I’ve been sitting here, spending time I really don’t have trying to figure out how to add things to my blog correctly and realizing yet again how much I suck at things like this. I swear, I shouldn’t even be allowed to own a computer. I don’t know what I’m doing, most of the things I think I “Figured out” end up sending my blog into suck-disfunctionville and I seem to just make everything HARDER.

I’ve been trying to understand WordPress plugin’s. Problem? You have to understand what the hell FTP is and I DON’T. So, now I have to try and unravel that. Easy peasy for many, wretched and worrisome for me. I usually have to read tutorials on HOW TO UNDERSTAND THE TUTORIAL!!!!!!

AND…

I really didn’t mean to write a bitchy post today. I wanted to post a photo of my desk with those cool popup comments embedded in the photo but CAN I FIGURE OUT HOW TO DO THIS???!!! Uh, that would be a big, fat, NO!!!!!

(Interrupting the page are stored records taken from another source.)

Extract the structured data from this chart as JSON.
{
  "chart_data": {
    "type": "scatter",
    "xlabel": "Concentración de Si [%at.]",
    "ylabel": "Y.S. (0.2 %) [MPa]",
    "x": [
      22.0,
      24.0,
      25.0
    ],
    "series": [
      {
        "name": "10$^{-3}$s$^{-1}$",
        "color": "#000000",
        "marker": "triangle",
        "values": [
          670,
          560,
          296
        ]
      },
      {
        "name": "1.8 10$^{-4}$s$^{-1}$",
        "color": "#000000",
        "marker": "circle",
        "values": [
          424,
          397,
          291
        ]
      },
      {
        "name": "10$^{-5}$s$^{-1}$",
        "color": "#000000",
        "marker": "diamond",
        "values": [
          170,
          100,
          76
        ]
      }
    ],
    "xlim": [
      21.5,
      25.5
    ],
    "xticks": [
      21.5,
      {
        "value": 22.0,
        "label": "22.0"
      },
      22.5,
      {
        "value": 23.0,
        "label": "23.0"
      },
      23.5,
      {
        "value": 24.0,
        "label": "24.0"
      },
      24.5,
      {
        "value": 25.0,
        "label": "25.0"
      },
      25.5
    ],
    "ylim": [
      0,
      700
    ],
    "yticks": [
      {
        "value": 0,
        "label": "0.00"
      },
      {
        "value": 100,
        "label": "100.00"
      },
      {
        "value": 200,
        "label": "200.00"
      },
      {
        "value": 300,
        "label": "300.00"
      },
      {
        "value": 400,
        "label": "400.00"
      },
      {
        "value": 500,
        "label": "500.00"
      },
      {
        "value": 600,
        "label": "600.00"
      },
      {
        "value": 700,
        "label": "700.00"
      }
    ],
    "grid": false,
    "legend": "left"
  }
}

If anyone on the planet can tell me how to get THIS (Or anything like this) to work in Flickr please tell me in simple-to-understand lingo (You know, like how you would speak to a preschooler or Kendra from “The Girl’s Next Door”) and save my poor mind.

(Please forgive the wailing, whiny post. I just get really frustrated when I work and work to understand or achieve something and just can’t do it or make my brain have the light bulb switch on. It pisses me off and I needed to vent. Grrr.)

Sideblog:I think I know what to get Jonathan for Father’s Day

Everyone who knows my husband knows that he wears about 40 “Essential Accessories” on his belt every day. Ok, maybe not 4o, but still-His leatherman, phone and a flashlight or two are ALWAYS present and accounted for.  THIS should make him feel both comfortable and giddy with excitement.